赤字国債・・外国から借金で物を買っている状態ではないのです。
中国の16年の経常収支を見ておきましょう。
 https://www.nna.jp アジア経済ニュース2017/04/05(水曜日)                                        16年国際収支、経常収支は1964億ドルの黒字
中国国家外貨管理局は3月30日、2016年の国際収支統計を発表した。経常収支は1,964億米ドル(約21兆6,940億円)の黒字で、国内総生産(GDP)に占める割合は1.8%だった。31日付経済参考報が伝えた。
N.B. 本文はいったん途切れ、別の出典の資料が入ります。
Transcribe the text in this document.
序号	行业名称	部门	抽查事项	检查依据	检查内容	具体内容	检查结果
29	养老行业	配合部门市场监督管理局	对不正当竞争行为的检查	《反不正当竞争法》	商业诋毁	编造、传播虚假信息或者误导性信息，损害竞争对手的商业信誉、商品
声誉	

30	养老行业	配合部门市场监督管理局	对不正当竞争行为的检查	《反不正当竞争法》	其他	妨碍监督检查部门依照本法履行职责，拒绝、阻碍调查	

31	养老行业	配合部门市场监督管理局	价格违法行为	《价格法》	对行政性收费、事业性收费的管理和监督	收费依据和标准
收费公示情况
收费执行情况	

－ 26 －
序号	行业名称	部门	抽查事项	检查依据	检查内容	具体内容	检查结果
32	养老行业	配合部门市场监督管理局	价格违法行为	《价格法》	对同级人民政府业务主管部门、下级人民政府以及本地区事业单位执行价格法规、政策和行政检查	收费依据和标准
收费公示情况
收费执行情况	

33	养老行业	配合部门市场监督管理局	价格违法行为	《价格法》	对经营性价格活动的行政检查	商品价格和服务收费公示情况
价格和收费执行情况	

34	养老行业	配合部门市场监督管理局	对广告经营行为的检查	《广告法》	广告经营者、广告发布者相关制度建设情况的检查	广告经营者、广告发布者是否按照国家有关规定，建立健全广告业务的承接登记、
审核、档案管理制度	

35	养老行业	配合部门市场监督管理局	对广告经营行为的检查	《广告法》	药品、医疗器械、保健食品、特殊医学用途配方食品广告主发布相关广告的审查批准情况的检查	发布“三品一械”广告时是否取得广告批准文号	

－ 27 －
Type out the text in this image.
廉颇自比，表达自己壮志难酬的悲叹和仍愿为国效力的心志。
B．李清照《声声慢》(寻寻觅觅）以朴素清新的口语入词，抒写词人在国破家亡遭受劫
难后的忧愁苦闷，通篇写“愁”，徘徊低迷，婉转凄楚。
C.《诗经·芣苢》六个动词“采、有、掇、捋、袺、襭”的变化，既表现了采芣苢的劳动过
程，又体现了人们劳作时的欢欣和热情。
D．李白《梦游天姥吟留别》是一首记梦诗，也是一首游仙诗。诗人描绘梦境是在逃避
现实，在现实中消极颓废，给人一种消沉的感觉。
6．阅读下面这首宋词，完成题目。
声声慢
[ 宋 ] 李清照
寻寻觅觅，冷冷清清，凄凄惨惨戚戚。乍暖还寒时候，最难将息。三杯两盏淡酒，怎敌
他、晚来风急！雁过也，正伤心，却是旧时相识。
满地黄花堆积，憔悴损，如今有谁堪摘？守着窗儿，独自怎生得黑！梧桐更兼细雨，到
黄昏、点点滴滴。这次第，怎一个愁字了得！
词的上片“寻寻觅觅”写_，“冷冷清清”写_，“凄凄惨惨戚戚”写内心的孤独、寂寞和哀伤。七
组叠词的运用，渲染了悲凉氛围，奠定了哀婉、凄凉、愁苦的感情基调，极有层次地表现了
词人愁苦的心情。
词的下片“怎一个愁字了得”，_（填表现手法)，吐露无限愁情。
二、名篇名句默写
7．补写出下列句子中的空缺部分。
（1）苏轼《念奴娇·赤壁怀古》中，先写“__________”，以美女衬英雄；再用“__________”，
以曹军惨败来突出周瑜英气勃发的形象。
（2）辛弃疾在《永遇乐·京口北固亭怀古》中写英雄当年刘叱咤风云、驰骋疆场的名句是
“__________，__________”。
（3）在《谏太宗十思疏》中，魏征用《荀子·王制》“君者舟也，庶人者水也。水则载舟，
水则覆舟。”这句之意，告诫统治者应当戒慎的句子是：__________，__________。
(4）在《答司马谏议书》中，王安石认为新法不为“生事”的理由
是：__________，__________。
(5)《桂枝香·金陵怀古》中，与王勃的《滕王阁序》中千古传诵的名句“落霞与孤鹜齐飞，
日本の黒字約20兆円とほとんど変わらなくなっています。
14億の人口と1億あまりの人口比で考えると、あるいは公表されているGDP比黒字比が急減していることが分るでしょう。
中国の商品相場高騰に戻りますと、加工輸出用の原材料過剰購入・在庫は、その内出血輸出によってでもハケて行くでしょうが、元々国内マンション等向けどころかマンション向け需要すらオーバーした・・何の需要もないのに素人が商品相場に手を出して・相場高騰に釣られて輸入してしまったものは、引き取り手もありません。
今朝(5月11日)の日経新聞朝刊25pには、中国の港湾在庫が摘み上がってしまい・・「バラ積み用船料急落」の見出しで資源系用船料金がこの1ヶ月で4割も下落していると書かれています。
商品相場・バブルは末端のマンション等の工事需要がなければ在庫増に直結するので短期間に収束して来たと言うことでしょう。
マンションを高値づかみしてバブル崩壊した場合、ババを引いた投機参加者は塩漬けにするしかない(借入金支払に困るでしょうが・・)だけですが、商品相場が過熱して高値づかみして国内在庫になります。
(高値づかみで損をした資金繰りの問題があるのは別として)町外れに作った新興住宅地・鬼城は放っておいても邪魔になりませんが、鉄鉱石など原材料の在庫は倉庫に入ったままになりますので倉庫や物流業者等が困ります。
客のいない鉄道工事なども、従業員を雇っていると困ります。
はたして政府の誘導どおりに商品相場に火がついて、新たなバブルが「螺旋状」に広がっていますが、5月6日の日経朝刊の遠慮ガチな指摘どおり、国内バブル・・商品相場上昇に合わせて資源輸入が増えて行く・・肝腎の貿易黒字が減少して行く・・国際収支赤字化が始まるとどうなるかの瀬戸際が近づいて来ます。
国際収支が赤字になると輸入代金決済資金が必要ですから、国民の外貨交換を制限するだけでは済まなくなります。
ただし、まだ黒字維持出来ているので中期的課題に過ぎないと言えますが・・これが中国の経済破綻を先送りを可能にしている面があるでしょう。
引用している日経5月6日朝刊1面によれば、17年1〜3月の中国政府の1551億元の財政赤字・・19995年以来22年ぶりとのことですし、卸売物価(商品相場です)が前年同期比7、4%アップとなっています。
国内での過剰投資は経常収支悪化と言う副作用をもたらしていると書いています。
鉄鉱石などの輸入が急増して貿易黒字が25%減った結果、1〜3月期のサービス・物の貿易黒字は前年同期比64%減とも書いています。
所得収支赤字は2年連続で、サービス・貿易収支と合わせた経常収支は、16年10〜12月期に前年同期比86%減となっています。
財政赤字が始まり他方で国際収支黒字減少が始っています。